Data preparation limits

It is often the case that numeric computing environments can not manipulate huge matrices, because they run out of memory. (Unless handled specially, this is common in Julia, R, Python with NumPy, and many others.)

In such case, you can export many "parts" of the dataset independently, e.g. like this in R:

# ...prepare first part of data to myMatrix...
writeBin(as.vector(t(myMatrix)), "mydata1.bin", size = 4)
# ...prepare another part of the data into myMatrix...
writeBin(as.vector(t(myMatrix)), "mydata2.bin", size = 4)

...and concatenate them via command line into one big data blob:

cat mydata1.bin mydata2.bin > mydata.bin

(Similar method can be applied in all languages.)

Can I use a different SOM topology?

Yes; you can input any SOM and any topology to the training commands using options -i and -t. By default, files with the SOM and topology are generated by remotesom generate:

• The SOM file is a JSON array of the total size of the SOM (i.e., X×Y "centroids" or "neurons") that contains numeric arrays of size D (feature vectors of each SOM centroid).
• The topology file is a JSON array or squared distances between each pair of neighbors, organized into an array that for each centroid contains vectors with squared distance to each centroid. (Viewed as a matrix, this would be a symmetric matrix with non-negative elements and zeroes on the diagonal.)

Additionally, remotesom has out-of-the-box support for hexagonal, toroidal and circular grid topologies. To get a complete list of the related options, see the list of available options for the generate command:

remotesom generate --help

Can I use a different transport of the SOM training commitments than TLS?
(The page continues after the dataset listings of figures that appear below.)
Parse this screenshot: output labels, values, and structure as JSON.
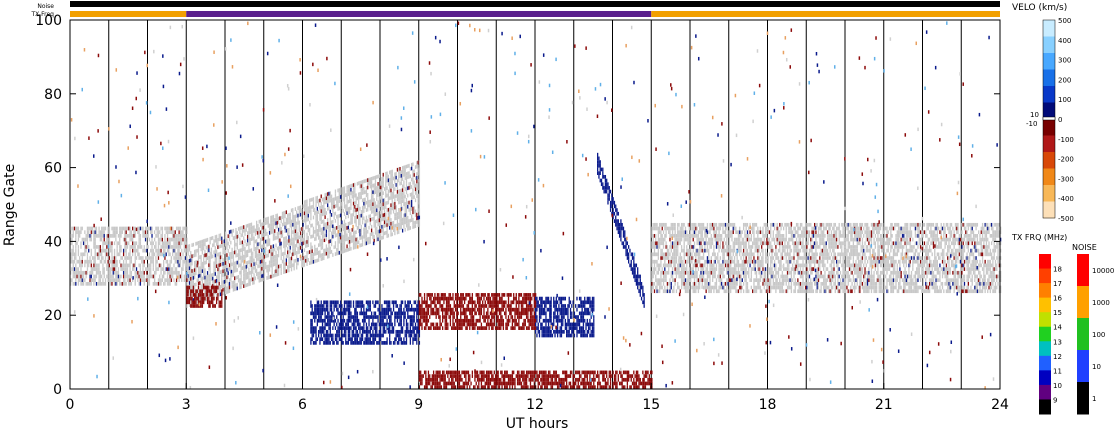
{
  "strips": {
    "noise_label": "Noise",
    "txfreq_label": "TX Freq",
    "txfreq_segments": [
      {
        "start_ut": 0,
        "end_ut": 3,
        "color": "#f2a000"
      },
      {
        "start_ut": 3,
        "end_ut": 15,
        "color": "#5a1f8c"
      },
      {
        "start_ut": 15,
        "end_ut": 24,
        "color": "#f2a000"
      }
    ]
  },
  "chart_data": {
    "type": "heatmap",
    "xlabel": "UT hours",
    "ylabel": "Range Gate",
    "xlim": [
      0,
      24
    ],
    "ylim": [
      0,
      100
    ],
    "xticks": [
      0,
      3,
      6,
      9,
      12,
      15,
      18,
      21,
      24
    ],
    "yticks": [
      0,
      20,
      40,
      60,
      80,
      100
    ],
    "vertical_lines_ut": [
      1,
      2,
      3,
      4,
      5,
      6,
      7,
      8,
      9,
      10,
      11,
      12,
      13,
      14,
      15,
      16,
      17,
      18,
      19,
      20,
      21,
      22,
      23
    ],
    "colors": {
      "ground_scatter": "#c8c8c8",
      "positive": "#0a1a8c",
      "negative": "#8c0a0a"
    },
    "features": [
      {
        "name": "ground-scatter-band-1",
        "ut_start": 0,
        "ut_end": 3,
        "gate_low": 28,
        "gate_high": 44,
        "class": "ground"
      },
      {
        "name": "ground-scatter-rising",
        "ut_start": 3,
        "ut_end": 9,
        "gate_low_start": 22,
        "gate_low_end": 44,
        "gate_high_start": 38,
        "gate_high_end": 62,
        "class": "ground"
      },
      {
        "name": "positive-velocity-band",
        "ut_start": 6.2,
        "ut_end": 9.0,
        "gate_low": 12,
        "gate_high": 24,
        "class": "positive"
      },
      {
        "name": "negative-velocity-block-1",
        "ut_start": 9.0,
        "ut_end": 12.0,
        "gate_low": 16,
        "gate_high": 26,
        "class": "negative"
      },
      {
        "name": "positive-velocity-block-2",
        "ut_start": 12.0,
        "ut_end": 13.5,
        "gate_low": 14,
        "gate_high": 25,
        "class": "positive"
      },
      {
        "name": "negative-block-3-5h",
        "ut_start": 3.0,
        "ut_end": 3.9,
        "gate_low": 22,
        "gate_high": 28,
        "class": "negative"
      },
      {
        "name": "positive-arc-14h",
        "ut_start": 13.6,
        "ut_end": 14.8,
        "gate_low_start": 58,
        "gate_low_end": 22,
        "class": "positive"
      },
      {
        "name": "ground-scatter-band-2",
        "ut_start": 15,
        "ut_end": 24,
        "gate_low": 26,
        "gate_high": 45,
        "class": "ground"
      },
      {
        "name": "negative-ground-band-near-0",
        "ut_start": 9,
        "ut_end": 15,
        "gate_low": 0,
        "gate_high": 5,
        "class": "negative"
      }
    ]
  },
  "velocity_scale": {
    "title": "VELO (km/s)",
    "labels": [
      "500",
      "400",
      "300",
      "200",
      "100",
      "0",
      "-100",
      "-200",
      "-300",
      "-400",
      "-500"
    ],
    "side_labels": [
      "10",
      "-10"
    ],
    "colors": [
      "#c8ecff",
      "#88d0ff",
      "#48a8ff",
      "#1870e8",
      "#0838c8",
      "#000a78",
      "#780000",
      "#b01818",
      "#d84808",
      "#f08818",
      "#f8b858",
      "#fde0b8"
    ]
  },
  "txfreq_scale": {
    "title": "TX FRQ (MHz)",
    "labels": [
      "18",
      "17",
      "16",
      "15",
      "14",
      "13",
      "12",
      "11",
      "10",
      "9"
    ],
    "colors": [
      "#ff0000",
      "#ff4000",
      "#ff8000",
      "#ffc000",
      "#c0e000",
      "#20d020",
      "#00c0c0",
      "#2060ff",
      "#0000c0",
      "#600080",
      "#000000"
    ]
  },
  "noise_scale": {
    "title": "NOISE",
    "labels": [
      "10000",
      "1000",
      "100",
      "10",
      "1"
    ],
    "colors": [
      "#ff0000",
      "#ffa000",
      "#20c020",
      "#2040ff",
      "#000000"
    ]
  }
}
Yes, you can organize the training and communication schedule yourself. The individual steps can be performed manually without any communication by commands:

1. remotesom generate to create an initial SOM and a topology (this is usually ran by the coordinator, who then sends the SOM to data hosts)
2. remotesom summarize to create a training commitment for a given SOM from local data (this is executed by data hosts)
3. remotesom aggregate which collects training commitments with topology and a neighborhood function, creating an updated SOM (this is typically ran by the coordinator)

Steps 2 and 3 are executed multiple times (each runs a single "epoch" of SOM training with a different neighborhood function).

Can I use this to run usual k-means clustering?

Yes. Using a zero sigma degenerates the SOM batch-training epoch into a K-means batch-training epoch. With options like -s 0 -s 0 -s 0 ... you thus essentially run K-means clustering.

Note that K-means clustering requires careful initialization, which differs from the random or grid-based initialization used by remotesom generate.